Selon Clara Mulherron, le calcul du taux d’imposition effectif GloBE est beaucoup plus complexe que le calcul traditionnel du taux d’imposition effectif que les entreprises préparent couramment pour les déclarations du groupe et les déclarations prévues par la loi. De fait, les nuances dans les règles peuvent donner lieu à des impôts minimums à payer pour les entreprises dont le taux d’imposition effectif du groupe est supérieur à 50 %. Toujours selon elle, pour éviter la mauvaise surprise d’un impôt à payer, les entreprises doivent appliquer de façon méthodique les règles GloBE aux faits et circonstances qui leur sont propres avant de conclure qu’elles sont ou non assujetties à un impôt complémentaire.

Surveillance accrue des rapprochements de comptes d’impôt et de la piste de vérification

Le Pilier Deux entraînera une nouvelle ère de transparence et donnera aux autorités fiscales un accès accru et amélioré à des renseignements qui, dans certains cas, n’existaient pas auparavant. Il sera essentiel de pouvoir effectuer un rapprochement entre les principes comptables généralement reconnus (PCGR) du groupe, les PCGR locaux, les déclarations de revenus locales, les déclarations pays par pays et les déclarations de revenus GloBE.

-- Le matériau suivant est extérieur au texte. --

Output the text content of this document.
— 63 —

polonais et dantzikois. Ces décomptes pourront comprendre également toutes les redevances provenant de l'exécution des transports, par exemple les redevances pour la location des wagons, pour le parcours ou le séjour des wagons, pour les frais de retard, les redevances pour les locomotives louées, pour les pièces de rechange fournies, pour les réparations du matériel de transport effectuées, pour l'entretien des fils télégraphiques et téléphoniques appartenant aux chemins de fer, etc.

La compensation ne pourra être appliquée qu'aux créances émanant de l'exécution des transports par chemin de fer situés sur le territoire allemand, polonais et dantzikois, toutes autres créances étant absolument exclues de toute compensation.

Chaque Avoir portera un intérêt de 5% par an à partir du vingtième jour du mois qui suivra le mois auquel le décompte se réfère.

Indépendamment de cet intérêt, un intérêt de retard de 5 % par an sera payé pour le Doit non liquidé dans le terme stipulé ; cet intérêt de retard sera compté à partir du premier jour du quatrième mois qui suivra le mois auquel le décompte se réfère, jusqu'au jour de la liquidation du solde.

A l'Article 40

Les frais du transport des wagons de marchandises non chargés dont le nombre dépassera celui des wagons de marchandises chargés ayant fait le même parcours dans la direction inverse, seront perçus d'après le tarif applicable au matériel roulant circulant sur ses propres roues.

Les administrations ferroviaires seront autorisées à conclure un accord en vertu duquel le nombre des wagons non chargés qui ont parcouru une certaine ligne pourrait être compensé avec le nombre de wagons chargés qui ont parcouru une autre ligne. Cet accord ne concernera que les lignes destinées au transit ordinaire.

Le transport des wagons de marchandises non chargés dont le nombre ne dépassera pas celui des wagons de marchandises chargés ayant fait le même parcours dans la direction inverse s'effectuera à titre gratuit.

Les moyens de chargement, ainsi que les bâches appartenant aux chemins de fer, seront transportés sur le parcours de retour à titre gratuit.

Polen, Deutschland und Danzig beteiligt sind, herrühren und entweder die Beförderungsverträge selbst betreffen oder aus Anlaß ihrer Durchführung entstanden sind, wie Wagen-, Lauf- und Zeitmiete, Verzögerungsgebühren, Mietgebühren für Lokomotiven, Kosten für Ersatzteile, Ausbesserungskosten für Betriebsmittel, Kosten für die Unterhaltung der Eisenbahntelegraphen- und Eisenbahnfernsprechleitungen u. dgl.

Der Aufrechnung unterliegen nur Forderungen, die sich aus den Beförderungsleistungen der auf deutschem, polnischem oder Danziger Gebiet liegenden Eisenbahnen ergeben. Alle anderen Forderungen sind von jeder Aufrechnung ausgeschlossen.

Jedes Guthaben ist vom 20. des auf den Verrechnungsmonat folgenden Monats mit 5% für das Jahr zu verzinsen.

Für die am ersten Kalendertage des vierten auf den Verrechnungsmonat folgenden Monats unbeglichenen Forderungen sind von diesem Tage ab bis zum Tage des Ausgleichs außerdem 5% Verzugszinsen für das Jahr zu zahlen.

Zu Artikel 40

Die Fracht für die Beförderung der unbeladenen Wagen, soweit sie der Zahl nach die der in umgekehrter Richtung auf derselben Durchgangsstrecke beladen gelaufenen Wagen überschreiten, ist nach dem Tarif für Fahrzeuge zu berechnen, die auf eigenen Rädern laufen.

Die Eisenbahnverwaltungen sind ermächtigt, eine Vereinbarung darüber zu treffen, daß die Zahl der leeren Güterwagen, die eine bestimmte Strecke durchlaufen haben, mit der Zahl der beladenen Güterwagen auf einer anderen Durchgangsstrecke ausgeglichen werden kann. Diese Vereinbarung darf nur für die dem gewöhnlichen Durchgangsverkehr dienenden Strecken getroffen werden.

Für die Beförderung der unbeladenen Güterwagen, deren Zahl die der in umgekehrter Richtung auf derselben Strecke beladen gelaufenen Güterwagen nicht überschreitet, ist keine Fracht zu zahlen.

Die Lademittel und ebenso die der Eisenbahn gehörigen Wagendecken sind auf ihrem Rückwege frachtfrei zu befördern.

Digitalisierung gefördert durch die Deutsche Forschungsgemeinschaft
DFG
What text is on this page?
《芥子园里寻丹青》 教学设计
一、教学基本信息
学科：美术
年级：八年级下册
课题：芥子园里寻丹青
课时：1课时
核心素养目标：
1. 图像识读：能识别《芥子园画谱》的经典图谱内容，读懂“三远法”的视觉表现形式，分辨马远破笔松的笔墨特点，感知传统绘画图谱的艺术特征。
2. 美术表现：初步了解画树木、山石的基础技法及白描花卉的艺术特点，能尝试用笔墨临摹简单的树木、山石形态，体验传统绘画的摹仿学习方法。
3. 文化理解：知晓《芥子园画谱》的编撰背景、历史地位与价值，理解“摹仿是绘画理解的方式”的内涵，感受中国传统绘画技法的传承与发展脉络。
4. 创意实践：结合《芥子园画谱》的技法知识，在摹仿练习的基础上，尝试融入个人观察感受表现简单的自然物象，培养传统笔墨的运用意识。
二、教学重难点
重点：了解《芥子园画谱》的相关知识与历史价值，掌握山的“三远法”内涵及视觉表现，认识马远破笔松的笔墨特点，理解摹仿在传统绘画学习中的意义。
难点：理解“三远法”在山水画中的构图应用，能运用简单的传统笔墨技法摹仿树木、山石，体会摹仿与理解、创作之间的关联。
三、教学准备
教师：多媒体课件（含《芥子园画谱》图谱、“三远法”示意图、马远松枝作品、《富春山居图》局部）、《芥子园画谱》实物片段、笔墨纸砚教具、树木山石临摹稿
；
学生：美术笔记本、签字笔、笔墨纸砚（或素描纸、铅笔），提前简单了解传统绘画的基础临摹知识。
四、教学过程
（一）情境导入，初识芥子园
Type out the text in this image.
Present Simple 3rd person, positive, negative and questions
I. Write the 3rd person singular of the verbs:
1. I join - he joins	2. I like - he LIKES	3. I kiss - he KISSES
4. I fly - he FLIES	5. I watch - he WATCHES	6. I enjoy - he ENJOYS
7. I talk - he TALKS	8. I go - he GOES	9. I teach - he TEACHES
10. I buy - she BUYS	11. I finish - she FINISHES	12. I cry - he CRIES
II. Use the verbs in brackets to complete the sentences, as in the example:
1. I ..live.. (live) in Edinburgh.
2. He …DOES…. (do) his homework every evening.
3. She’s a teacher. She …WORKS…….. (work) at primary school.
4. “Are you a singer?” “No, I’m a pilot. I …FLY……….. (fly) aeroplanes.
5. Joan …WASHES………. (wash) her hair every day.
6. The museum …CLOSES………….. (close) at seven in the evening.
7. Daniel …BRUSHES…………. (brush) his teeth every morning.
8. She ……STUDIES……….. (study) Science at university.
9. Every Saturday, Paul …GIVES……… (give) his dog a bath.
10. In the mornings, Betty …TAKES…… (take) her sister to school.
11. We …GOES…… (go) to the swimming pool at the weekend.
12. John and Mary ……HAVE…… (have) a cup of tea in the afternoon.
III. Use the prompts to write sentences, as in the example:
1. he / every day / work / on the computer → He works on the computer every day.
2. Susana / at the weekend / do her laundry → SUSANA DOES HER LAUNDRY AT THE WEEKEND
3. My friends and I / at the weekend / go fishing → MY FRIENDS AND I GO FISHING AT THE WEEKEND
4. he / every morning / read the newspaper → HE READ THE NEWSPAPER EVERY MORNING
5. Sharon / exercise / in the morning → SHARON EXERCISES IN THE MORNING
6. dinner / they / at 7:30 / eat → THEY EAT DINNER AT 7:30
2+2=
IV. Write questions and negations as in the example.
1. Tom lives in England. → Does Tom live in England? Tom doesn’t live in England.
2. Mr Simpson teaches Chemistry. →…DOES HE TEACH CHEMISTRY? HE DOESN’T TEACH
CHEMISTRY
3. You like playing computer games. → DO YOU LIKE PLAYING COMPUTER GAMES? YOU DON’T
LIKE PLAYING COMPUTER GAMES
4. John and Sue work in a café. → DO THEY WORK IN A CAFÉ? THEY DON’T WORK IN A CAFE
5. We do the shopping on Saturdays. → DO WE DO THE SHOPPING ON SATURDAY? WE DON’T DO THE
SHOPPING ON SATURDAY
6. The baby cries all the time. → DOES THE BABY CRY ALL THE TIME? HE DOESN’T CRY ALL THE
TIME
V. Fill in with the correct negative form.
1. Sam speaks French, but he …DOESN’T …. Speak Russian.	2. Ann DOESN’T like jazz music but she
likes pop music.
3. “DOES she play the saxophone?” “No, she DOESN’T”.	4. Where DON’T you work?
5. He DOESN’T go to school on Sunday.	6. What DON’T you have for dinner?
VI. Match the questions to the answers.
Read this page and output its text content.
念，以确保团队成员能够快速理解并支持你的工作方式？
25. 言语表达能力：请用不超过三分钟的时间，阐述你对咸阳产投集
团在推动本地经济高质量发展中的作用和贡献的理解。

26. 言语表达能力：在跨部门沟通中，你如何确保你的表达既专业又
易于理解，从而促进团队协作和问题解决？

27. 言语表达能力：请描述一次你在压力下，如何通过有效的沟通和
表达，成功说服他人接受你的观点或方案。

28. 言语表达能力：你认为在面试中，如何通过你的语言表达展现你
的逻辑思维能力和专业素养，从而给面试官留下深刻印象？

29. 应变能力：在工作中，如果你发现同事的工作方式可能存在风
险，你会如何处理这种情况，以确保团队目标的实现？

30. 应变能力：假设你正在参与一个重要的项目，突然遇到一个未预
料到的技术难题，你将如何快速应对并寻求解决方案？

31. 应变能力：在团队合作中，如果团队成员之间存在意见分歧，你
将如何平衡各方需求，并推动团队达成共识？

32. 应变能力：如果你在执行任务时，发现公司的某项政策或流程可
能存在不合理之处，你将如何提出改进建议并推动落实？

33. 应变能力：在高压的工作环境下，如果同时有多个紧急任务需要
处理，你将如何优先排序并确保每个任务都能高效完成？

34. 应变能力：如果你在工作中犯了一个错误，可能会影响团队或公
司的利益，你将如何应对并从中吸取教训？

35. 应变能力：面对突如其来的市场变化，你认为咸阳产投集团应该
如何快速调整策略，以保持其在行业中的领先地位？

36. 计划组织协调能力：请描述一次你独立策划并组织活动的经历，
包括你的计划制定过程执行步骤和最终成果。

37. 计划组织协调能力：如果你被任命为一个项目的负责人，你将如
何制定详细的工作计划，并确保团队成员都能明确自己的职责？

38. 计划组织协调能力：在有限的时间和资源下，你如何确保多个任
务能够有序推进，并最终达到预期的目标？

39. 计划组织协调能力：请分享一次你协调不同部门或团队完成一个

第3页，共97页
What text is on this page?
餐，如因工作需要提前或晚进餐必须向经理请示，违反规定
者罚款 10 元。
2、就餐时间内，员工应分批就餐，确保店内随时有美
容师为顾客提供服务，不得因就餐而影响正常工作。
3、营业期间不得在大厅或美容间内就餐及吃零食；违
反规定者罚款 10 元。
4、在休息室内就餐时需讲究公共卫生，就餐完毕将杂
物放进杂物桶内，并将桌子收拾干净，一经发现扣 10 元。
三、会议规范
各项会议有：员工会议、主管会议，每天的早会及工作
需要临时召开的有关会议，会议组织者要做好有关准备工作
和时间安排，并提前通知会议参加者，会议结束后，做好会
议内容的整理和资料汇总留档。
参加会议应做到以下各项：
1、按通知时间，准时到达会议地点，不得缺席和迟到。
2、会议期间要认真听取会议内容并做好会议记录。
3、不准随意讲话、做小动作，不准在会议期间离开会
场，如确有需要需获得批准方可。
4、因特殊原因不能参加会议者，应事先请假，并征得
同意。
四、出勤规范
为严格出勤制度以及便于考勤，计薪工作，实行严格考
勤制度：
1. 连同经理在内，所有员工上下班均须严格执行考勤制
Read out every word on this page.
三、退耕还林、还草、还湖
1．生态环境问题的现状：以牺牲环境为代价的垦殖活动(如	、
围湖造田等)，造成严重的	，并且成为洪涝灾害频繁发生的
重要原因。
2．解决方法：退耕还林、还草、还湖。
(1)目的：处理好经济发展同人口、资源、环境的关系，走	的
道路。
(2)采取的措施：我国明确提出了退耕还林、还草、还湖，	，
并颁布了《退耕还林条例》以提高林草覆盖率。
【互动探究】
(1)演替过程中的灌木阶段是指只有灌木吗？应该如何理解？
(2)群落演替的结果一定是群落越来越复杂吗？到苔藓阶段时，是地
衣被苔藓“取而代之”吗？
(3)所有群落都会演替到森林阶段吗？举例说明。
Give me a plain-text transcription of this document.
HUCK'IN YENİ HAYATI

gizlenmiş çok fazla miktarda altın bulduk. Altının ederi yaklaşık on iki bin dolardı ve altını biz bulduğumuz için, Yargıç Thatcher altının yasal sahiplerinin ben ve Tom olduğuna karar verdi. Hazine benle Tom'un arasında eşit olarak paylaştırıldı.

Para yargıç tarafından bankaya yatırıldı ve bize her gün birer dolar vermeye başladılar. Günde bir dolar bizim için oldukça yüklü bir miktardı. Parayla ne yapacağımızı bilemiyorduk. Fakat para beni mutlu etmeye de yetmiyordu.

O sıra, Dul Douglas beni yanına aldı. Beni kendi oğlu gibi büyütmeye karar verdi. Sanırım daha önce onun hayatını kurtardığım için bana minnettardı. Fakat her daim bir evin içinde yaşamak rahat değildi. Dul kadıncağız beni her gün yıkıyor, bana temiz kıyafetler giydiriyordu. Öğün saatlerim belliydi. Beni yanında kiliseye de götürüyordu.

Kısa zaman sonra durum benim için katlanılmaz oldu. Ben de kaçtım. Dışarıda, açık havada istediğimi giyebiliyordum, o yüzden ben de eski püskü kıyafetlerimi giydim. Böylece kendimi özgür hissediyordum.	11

Les autorités fiscales disposeront de nouveaux renseignements issus du Pilier Deux qui leur permettront de réaliser de nouvelles analyses. « La transparence accrue des déclarations de renseignements GloBE et le calcul de l’impôt minimum mondial permettront aux autorités fiscales d’obtenir plus d’information sur les activités mondiales des EMN. Les entreprises doivent s’attendre à ce que les autorités fiscales posent des questions différentes, mieux ciblées ou plus pointues, sur diverses questions fiscales », explique Adam Sweet.



Résumé

Le Pilier Deux du projet BEPS ne concerne pas seulement la fonction fiscalité, mais toute l’entreprise. Il mettra sous pression la comptabilité fiscale, la trésorerie, la fonction finance, les ressources humaines et le chef du contentieux en plus d’instaurer un nouveau degré de transparence publique. Les entreprises et les équipes de comptabilité fiscale en font déjà beaucoup, et elles peuvent, et devraient, prendre d’autres mesures dès maintenant pour pouvoir relever les défis qui les attendent.